Kasia Cichopek w ostatnim czasie gości na łamach kolorowej prasy nieco rzadziej niż kiedyś, a newsy które pojawiają się na jej temat zazwyczaj dotyczą jej problemów finansowych Przykładem takiej wiadomości była niedawna publikacja jednego z tabloidów dotycząca wakacji na jakie wybrała się gwiazda "M jak miłość" ze swoją rodziną. Zamiast luksusowego hotelu, Kasia i jej mąż wybrali bowiem kamping we Włoszech, a celebrytka nie miała problemu z tym, by przyznać, że sama zamierza gotować posiłki podczas urlopu. Taka postawa Kasi spotkała się z pochwałą Karoliny Korwin-Piotrowskiej:
Nie pojechała z celebryckimi znajomymi ani z kochankiem, tylko wzięła męża i dziecko. Taka gwiazda na kempingu? Jak zwykły człowiek?
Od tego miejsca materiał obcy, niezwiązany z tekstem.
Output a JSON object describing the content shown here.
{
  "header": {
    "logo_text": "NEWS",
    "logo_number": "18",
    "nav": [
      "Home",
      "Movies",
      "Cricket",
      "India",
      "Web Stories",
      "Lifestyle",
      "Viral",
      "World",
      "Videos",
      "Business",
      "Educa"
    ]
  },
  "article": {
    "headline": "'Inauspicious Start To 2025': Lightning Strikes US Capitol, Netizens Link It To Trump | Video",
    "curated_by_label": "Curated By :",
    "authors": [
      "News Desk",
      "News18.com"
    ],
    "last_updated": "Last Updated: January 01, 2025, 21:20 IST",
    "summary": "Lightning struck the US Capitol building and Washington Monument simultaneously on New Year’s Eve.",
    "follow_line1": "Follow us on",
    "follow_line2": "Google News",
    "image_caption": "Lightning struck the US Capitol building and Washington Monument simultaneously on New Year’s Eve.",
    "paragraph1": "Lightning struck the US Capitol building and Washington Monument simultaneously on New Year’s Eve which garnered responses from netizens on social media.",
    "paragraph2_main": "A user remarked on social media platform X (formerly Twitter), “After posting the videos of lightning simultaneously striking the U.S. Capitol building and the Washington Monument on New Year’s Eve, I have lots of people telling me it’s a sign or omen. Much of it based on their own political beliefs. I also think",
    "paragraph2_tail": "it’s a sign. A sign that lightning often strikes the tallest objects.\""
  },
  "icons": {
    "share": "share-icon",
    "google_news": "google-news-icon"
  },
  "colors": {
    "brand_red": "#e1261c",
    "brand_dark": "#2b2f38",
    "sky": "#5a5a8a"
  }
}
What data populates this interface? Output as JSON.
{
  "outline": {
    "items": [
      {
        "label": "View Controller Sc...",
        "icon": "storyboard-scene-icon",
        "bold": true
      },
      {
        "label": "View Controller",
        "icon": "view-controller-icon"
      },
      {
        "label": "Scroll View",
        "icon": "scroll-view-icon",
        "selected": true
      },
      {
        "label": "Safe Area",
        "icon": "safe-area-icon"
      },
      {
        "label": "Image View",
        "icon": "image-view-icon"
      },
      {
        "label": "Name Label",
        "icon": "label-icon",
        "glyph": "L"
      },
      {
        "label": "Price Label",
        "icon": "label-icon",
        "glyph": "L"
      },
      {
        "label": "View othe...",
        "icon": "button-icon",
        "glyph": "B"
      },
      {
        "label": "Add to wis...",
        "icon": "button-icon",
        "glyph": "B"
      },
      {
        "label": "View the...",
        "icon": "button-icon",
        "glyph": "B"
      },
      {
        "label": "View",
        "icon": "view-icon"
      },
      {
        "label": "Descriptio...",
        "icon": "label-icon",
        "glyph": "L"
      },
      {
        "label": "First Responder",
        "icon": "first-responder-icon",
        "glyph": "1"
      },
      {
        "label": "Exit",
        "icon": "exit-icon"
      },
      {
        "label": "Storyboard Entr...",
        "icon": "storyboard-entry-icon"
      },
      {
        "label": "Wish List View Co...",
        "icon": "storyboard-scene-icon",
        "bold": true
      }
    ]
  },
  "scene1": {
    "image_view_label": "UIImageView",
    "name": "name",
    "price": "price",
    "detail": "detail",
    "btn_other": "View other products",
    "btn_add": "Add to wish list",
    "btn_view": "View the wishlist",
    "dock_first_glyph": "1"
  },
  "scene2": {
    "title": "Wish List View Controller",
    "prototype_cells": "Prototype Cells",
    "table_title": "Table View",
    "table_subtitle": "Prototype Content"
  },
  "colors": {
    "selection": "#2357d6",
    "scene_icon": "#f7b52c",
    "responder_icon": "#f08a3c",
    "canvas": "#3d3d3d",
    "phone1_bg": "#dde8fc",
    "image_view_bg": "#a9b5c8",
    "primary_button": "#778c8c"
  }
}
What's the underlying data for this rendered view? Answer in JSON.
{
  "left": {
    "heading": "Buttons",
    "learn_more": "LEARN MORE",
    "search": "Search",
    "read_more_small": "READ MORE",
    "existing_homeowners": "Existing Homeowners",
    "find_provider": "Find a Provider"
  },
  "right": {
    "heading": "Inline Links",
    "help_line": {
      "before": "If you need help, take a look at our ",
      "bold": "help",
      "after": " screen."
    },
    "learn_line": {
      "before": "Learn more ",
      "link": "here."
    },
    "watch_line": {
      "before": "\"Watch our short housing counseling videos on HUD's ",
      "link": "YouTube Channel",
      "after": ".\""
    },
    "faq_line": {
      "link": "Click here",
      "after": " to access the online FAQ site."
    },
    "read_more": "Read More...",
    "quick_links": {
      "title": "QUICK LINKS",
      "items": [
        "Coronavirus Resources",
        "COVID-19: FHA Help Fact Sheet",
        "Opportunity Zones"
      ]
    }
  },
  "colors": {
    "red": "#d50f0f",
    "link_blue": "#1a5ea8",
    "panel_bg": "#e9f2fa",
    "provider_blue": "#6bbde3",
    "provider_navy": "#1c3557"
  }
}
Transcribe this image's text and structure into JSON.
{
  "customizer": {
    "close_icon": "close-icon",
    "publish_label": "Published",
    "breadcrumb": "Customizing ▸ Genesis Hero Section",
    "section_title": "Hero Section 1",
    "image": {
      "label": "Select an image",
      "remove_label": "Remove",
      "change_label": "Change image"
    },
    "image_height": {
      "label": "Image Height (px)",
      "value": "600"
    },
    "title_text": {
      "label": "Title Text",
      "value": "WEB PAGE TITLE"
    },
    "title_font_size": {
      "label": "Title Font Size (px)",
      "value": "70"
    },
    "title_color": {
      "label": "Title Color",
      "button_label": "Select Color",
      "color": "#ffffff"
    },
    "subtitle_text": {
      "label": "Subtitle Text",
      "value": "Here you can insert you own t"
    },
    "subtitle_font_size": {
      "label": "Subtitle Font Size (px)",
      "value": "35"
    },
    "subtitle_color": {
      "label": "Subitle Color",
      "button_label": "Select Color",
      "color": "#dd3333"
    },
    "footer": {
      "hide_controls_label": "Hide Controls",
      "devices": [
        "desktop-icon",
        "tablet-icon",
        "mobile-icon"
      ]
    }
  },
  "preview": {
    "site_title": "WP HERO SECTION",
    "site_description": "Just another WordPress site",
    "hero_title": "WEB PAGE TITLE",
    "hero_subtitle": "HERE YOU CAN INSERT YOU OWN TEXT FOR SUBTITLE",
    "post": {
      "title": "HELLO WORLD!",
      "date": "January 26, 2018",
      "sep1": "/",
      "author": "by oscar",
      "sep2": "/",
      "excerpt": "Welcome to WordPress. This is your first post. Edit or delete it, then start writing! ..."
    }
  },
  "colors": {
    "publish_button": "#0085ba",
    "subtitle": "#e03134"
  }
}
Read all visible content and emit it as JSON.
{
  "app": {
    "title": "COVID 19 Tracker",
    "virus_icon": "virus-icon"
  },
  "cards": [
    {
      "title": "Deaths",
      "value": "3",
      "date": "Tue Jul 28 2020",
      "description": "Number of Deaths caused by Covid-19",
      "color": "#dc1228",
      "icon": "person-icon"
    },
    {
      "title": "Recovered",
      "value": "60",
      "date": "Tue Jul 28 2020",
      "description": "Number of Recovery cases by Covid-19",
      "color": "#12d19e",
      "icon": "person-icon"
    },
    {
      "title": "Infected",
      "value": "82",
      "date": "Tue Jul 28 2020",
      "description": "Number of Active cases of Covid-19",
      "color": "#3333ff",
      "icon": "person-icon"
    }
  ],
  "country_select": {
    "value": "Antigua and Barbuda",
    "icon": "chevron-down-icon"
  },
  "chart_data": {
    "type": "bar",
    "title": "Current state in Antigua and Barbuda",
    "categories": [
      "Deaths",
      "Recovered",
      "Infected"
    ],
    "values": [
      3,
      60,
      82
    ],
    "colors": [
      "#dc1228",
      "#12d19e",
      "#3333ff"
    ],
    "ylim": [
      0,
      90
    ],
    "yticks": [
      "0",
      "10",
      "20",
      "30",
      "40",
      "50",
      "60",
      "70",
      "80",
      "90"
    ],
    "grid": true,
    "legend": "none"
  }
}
Otóż Kasia Cichopek znowu pokazała, że jest normalna i nie udaje "mazowieckiej Moniki Bellucci". Pojechała za swoje, wpisując się w bardzo modny w znacznie bogatszych od nas krajach trend DIY ("do it yourself"). Oszczędzaj, zarabiaj i nie wydawaj bez sensu, bo jest kryzys i obciachem jest epatowanie bogactwem. Trzeba mieć jaja i fantazję żeby pojechać na takie wakacje. Sama bym tak chciała. Jeśli ktoś więc zastanawia się, dlaczego - mimo wielu wpadek - Kasia nadal jest lubiana, ma odpowiedź. Nikogo nie udaje i za to jej chwała. I wara od niej! - powiedziała dziennikarka w rozmowie z "Party"
Zgadzacie się z opinią Karoliny? Nam najbardziej podobał się fragment o nieudawaniu "mazowieckiej Moniki Bellucci".